Nach der Freilassung eines US-Soldaten aus jahrelanger Gefangenschaft der radikalislamischen Taliban ist Verteidigungsminister Chuck Hagel überraschend nach Afghanistan gereist. Hagel hofft nun auf ein Ende des Konflikts mit den Taliban.
Der Austausch könne möglicherweise eine «neue Brücke für neue Verhandlungen» sein, sagte er im Luftwaffenstützpunkt Bagram. «Ob das zu einem neuen Durchbruch mit den Taliban führen kann, weiss ich nicht. Hoffentlich wird es das.» Hagel traf gegen Mittag in Bagram nördlich der Hauptstadt Kabul ein, wie ein US-Verteidigungsvertreter erklärte.
Der US-Soldat Bowe Bergdahl war am Samstag nach fünf Jahren in den Händen der Taliban an US-Spezialeinheiten ausgehändigt und später ebenfalls in Bagram von Ärzten untersucht worden. Bergdahl kam im Gegenzug für die Überstellung von fünf Taliban-Häftlingen aus dem US-Gefangenenlager Guantanamo nach Katar frei.
Wie Hagel hofft auch die afghanische Regierung auf baldige Friedensverhandlungen. Der Austausch zeige, dass alle Seiten bereit seien, Vertrauen aufzubauen und die Friedensgespräche «in naher Zukunft» zu beginnen, sagte ein Vertreter des Hohen Friedensrats.
Taliban-Sprecher Sabihullah Mudschahid warnte dagegen vor zu viel Optimismus. Es habe sich lediglich um «einen Austausch von Kriegsgefangenen» gehandelt und nicht um einen «politischen» Vorgang, sagte er.
Kritik von Republikanern
In die Freude über Bergdahls Freilassung mischten sich in den USA auch kritische Stimmen. «Unsere terroristischen Gegner haben jetzt einen starken Anreiz, Amerikaner gefangen zu nehmen», hiess es in einer Erklärung der ranghöchsten Republikaner in den Streitkräfte-Ausschüssen von Senat und Abgeordnetenhaus, James Inhofe und Howard McKeon.
Sie beklagten, dass der Kongress erst nach dem erfolgtem Austausch informiert worden sei. Ein Gesetz schreibt vor, dass die zuständigen Ausschüsse jeweils mindestens 30 Tage vor einem Gefangenen-Transfer unterrichtet werden müssen.
US-Verteidigungsminister Chuck Hagel verteidigte bei seinem überraschenden Besuch in Afghanistan das Vorgehen. Die USA hätten Erkenntnisse gehabt, dass «Bergdahls Sicherheit und Gesundheit in Gefahr waren», sagte er mitreisenden Reportern.
«Es war unsere Einschätzung, dass wir eine Möglichkeit finden könnten und sehr schnell handeln mussten; dass wir ihn da herausholen müssen, um sein Leben zu retten», sagte Hagel weiter.

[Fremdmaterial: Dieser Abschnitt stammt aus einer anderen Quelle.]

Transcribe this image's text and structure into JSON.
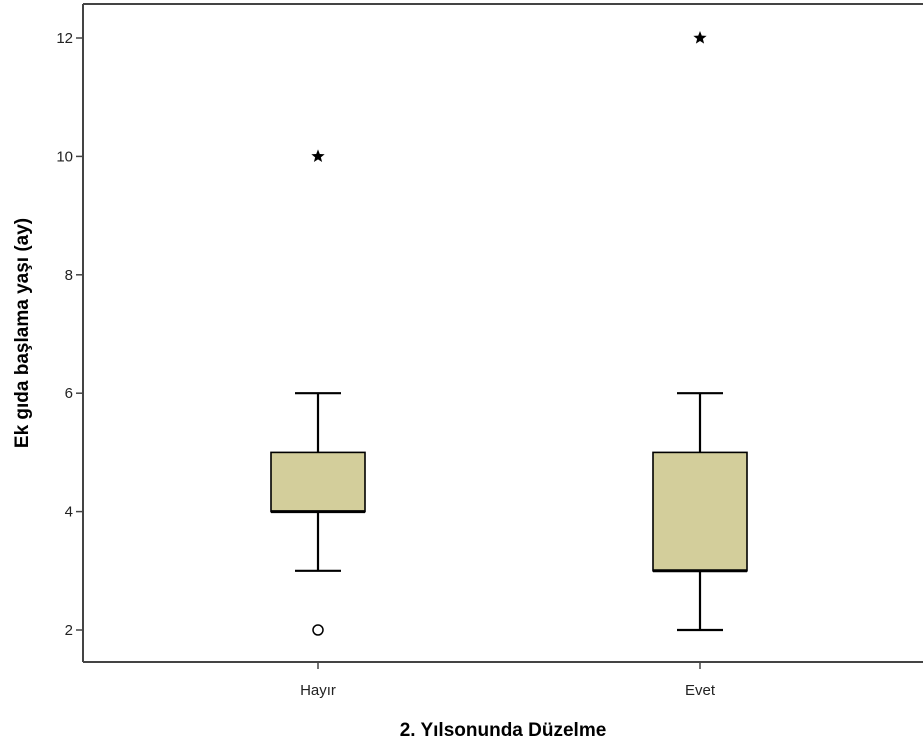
{
  "chart_data": {
    "type": "box",
    "xlabel": "2. Yılsonunda Düzelme",
    "ylabel": "Ek gıda başlama yaşı (ay)",
    "categories": [
      "Hayır",
      "Evet"
    ],
    "ylim": [
      1.5,
      12.6
    ],
    "yticks": [
      "2",
      "4",
      "6",
      "8",
      "10",
      "12"
    ],
    "grid": false,
    "boxes": [
      {
        "category": "Hayır",
        "whisker_low": 3,
        "q1": 4,
        "median": 4,
        "q3": 5,
        "whisker_high": 6,
        "outliers": [
          {
            "value": 2,
            "marker": "circle"
          },
          {
            "value": 10,
            "marker": "star"
          }
        ]
      },
      {
        "category": "Evet",
        "whisker_low": 2,
        "q1": 3,
        "median": 3,
        "q3": 5,
        "whisker_high": 6,
        "outliers": [
          {
            "value": 12,
            "marker": "star"
          }
        ]
      }
    ],
    "colors": {
      "box_fill": "#d3ce9b",
      "box_stroke": "#000000",
      "axis": "#444444",
      "outlier": "#000000"
    }
  }
}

Verhandlungen mehrfach gescheitert
Bergdahl war Ende Juni 2009 in der Nähe eines US-Militärstützpunktes in Afghanistan nahe der Grenze zu Pakistan verschwunden. Später teilten die radikalislamischen Taliban mit, sie hätten den Feldwebel entführt. Verhandlungen zur Freilassung des US-Soldaten scheiterten mehrfach, stattdessen tauchte der heute 28-Jährige wiederholt in Propagandavideos der Aufständischen auf.
US-Präsident Barack Obama dankte dem Emir von Katar und der afghanischen Regierung für ihre Hilfe bei der Freilassung Bergdahls. Aus dem Pentagon hiess es, Bergdahl sei am Samstagabend im Osten Afghanistans an US-Spezialeinheiten ausgehändigt und später auf dem Luftwaffenstützpunkt Bagram von Ärzten untersucht worden.

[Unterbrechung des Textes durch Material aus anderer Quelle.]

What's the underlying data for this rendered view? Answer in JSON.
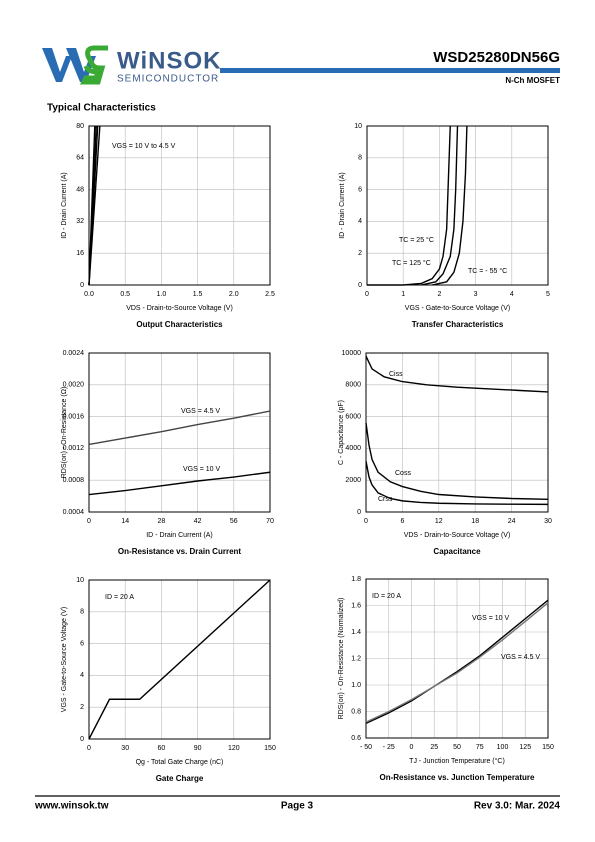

Die Taliban bestätigten die Freilassung Bergdahls des US-Soldaten. Sprecher Sabiullah Mudschahid sagte am Sonntag, Aufständische hätten Bergdahl in den Distrikt Alischah in der Provinz Chost gebracht. Die fünf freigelassenen Taliban-Anführer würden von Vertretern des Führungsrates der Taliban in Empfang genommen. «Sie werden mit ihren Familien in Katar bleiben und ein normales Leben führen.»
Bei den fünf freigelassenen Häftlingen handelt es sich um ehemals hochrangige Taliban-Mitglieder. Unter ihnen sind der einst als Taliban-Innenminister festgenommene Chairullah Chairchwa sowie ein Vize-Verteidigungsminister und stellvertretender Geheimdienstchef der 2001 gestürzten Taliban-Regierung.